John Jasperse Company
Yerba Buena Center for the Arts
San Francisco, April, 09
Misuse Liable To Prosecution
Photo: Joseph Leavasseur.
Misuse Liable To Prosecution, which could have been titled, Dance For Economic Downsizing At The End Of The World As We Know, is a rainbow full of fairy munchkin giggles arching over a drowning world. It is the breathtaking beauty of famine, melting polar icecaps, the shrapnel of flying glass from a car accident, or the beautiful sculpture/assemblage of a street person’s night camp. To be inventive without gimmick, to make the profane sacred without trying, to seduce without manipulating, and to do this with effortless grace and humor is not only rare, but a stroke of genius by John Jasperse and composer musician, Zeena Parkin.
The origin of Misuse Liable To Prosecution began as a challenge in 2007 - when the piece premiered - after Jasperse assigned himself a production budget of zero. He dared himself based on his political/social/environmental concerns to create a set, and costume for his five dancers, completely of recycled materials and found objects, including thousands of donated clothes hangers. While it’s not uncommon for dance companies to spend anywhere from $35,000 on up, to date he has spent a total of $163.55 of which he hopes to reduce by $24.84 thanks to the “generous unlimited return policy of Bed, Bath, and Beyond.”
Jasperse is an immediately affable guy, leaning on the adorable. He both dances in the performance and introduces himself at its beginning, addressing the audience through one of the set’s orange traffic-street cones that he uses as a megaphone – “Hi. My name is John Jasperse. I wanted to welcome you and thank you for coming to the show…” What comes out of his mouth next is far from cute and cuts to the chase in a series of statistics on the state of the world, particularly on capitalism, waste, and economic privilege. He even warns the audience that it’s in our interest to know where the nearest exit is in case “something bad” should happen. The audience chuckles - the way that airplane passengers pretend indifference while being instructed about emergency exits - not knowing if he’s serious while internally accepting that these are the times we live in, where no one is immune. Except maybe for Judge Judy, whom he tells us makes “$26 million more per year than the total salary of all nine Supreme Court justices combined.”
What follows is a fully realized piece of theater where dance, original score, and set all interact with dignity of purpose and relationship in a self effacing, light hearted, and vigorous fashion, while addressing through movement and interaction with the set, the social/environmental issues expressed earlier. The brilliance of the choreography comes when invention isn’t sacrificed for statement and from the knitting/crocheting rhythms and gestures of looping and interlacing movements. This happens both on a grand scale as dancers intertwine and collide with each other during intentionally clumsy forms of athleticism or when, as a duet, they knit one and pearl two with their legs as crochet needles moving crab-like through the stage under dangling hangers.

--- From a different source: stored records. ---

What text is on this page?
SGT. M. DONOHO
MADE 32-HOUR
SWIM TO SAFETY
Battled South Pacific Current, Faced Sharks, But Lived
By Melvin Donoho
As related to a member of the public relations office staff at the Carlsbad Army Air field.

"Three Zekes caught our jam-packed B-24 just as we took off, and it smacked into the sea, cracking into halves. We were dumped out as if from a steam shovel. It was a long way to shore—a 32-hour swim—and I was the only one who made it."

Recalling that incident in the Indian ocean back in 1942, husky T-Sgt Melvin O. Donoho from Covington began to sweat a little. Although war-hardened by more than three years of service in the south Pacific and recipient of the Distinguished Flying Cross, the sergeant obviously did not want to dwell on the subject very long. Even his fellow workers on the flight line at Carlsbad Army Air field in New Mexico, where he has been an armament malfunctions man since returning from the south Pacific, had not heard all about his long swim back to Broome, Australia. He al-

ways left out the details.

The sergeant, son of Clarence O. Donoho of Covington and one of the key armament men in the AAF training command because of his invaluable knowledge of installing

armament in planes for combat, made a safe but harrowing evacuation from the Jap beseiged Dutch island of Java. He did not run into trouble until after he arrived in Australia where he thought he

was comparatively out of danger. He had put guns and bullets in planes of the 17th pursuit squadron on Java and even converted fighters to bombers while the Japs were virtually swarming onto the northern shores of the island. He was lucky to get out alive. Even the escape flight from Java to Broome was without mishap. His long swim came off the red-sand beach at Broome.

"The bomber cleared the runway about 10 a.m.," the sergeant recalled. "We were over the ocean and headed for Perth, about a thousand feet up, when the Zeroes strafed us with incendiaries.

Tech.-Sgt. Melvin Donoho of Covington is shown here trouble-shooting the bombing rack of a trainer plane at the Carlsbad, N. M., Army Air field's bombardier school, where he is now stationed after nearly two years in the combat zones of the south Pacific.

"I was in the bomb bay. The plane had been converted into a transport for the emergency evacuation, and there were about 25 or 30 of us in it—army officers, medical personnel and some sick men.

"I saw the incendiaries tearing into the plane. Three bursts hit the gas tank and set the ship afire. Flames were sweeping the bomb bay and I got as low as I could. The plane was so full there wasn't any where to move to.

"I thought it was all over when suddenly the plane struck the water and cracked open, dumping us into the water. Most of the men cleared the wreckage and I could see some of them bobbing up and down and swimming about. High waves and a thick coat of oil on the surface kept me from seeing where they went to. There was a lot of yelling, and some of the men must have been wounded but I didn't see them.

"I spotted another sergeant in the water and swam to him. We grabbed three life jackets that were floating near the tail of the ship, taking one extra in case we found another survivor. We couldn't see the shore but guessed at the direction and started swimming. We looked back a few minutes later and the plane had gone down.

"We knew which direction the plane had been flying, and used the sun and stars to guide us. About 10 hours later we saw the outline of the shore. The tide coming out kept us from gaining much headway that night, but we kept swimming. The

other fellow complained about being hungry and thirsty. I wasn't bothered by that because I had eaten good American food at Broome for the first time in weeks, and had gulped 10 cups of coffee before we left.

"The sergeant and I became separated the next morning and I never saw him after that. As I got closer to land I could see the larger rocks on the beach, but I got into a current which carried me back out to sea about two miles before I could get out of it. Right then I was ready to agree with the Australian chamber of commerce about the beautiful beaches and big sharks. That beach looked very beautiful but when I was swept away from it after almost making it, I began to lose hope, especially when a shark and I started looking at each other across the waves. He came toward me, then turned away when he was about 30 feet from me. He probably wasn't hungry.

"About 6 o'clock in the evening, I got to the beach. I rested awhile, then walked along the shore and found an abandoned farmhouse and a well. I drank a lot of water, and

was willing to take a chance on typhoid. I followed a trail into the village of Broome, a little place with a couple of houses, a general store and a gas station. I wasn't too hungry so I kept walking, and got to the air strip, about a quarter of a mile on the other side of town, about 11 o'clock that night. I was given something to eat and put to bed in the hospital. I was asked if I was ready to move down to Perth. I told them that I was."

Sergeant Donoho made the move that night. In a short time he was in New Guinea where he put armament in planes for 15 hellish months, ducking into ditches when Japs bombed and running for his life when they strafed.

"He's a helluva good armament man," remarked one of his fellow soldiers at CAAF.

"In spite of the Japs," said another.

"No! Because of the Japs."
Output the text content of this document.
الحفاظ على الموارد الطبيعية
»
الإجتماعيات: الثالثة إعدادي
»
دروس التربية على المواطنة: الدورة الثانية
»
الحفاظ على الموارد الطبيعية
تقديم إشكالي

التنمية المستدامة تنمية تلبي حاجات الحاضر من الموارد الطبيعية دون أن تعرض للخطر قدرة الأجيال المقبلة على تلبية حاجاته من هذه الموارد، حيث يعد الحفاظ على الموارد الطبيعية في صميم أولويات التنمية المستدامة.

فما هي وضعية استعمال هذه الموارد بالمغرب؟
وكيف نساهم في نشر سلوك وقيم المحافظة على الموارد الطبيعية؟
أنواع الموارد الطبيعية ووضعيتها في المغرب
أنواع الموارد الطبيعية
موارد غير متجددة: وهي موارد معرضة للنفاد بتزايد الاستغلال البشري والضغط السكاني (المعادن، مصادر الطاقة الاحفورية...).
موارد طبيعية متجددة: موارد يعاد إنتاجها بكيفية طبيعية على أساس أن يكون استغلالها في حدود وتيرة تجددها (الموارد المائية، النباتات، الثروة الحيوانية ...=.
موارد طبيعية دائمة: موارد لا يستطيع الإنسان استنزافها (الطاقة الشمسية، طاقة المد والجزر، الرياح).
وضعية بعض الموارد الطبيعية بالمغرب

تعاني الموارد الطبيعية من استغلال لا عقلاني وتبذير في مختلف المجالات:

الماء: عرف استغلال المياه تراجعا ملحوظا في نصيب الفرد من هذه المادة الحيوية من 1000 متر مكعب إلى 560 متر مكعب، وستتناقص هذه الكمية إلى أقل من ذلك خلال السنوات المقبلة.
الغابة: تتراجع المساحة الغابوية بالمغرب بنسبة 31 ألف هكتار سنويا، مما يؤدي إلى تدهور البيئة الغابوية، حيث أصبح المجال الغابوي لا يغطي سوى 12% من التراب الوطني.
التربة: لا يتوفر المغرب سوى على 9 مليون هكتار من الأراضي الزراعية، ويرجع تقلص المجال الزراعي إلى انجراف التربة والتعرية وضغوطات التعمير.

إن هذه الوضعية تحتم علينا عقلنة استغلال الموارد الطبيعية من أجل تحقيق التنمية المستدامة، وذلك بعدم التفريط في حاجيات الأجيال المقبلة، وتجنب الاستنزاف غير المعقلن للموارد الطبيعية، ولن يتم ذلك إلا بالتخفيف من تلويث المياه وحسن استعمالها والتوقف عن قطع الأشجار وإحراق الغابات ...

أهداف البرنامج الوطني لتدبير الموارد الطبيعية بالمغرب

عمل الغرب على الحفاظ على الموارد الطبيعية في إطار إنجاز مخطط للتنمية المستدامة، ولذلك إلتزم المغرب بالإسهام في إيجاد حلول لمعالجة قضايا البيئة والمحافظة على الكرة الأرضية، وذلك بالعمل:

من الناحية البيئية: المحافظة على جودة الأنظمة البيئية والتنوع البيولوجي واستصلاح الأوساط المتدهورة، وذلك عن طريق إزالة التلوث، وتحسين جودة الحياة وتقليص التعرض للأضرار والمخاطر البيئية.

Whether dancers are taking off their 501s and slapping them to the floor or snapping them like whips in the air, whether they slam themselves against a dancing air mattress, horde plastic bottles, or follow Jasperse strolling through the set with a beanbag on his head - before falling into it, tossing it, running into it, or rolling across it - movement is being redefined. Which is a really good thing considering the audience is sitting in a theater potentially under terrorist threat, with most of us probably on drugs since, as he says, “US doctors prescribe more anti-depressants then any other medication,” and that this very theater would be completely “filled in less then 28 minutes from all the plastic beverage containers Americans consume…”
Socio/politico statistics aside, Zeena Parkin’s score is an integral part of the choreographic process, both dictating movement and responding to it. Her multi-instrumental composition is no less exhilarating or provocative than the choreography, as is her virtuosic skill on both acoustic and her one-of-a-kind electronic harp. This harp enables her to deconstruct the instrument, creating a blizzard of sound or a sparse requiem. Additional music comes from household objects, set props, the sounds these props make as dancers interact with them, bagpipes and other instruments. Equally impressive is her fashionable dress made from FedEx envelopes smartly accessorized in thrift-shop-chic heels FedEx-orange in color.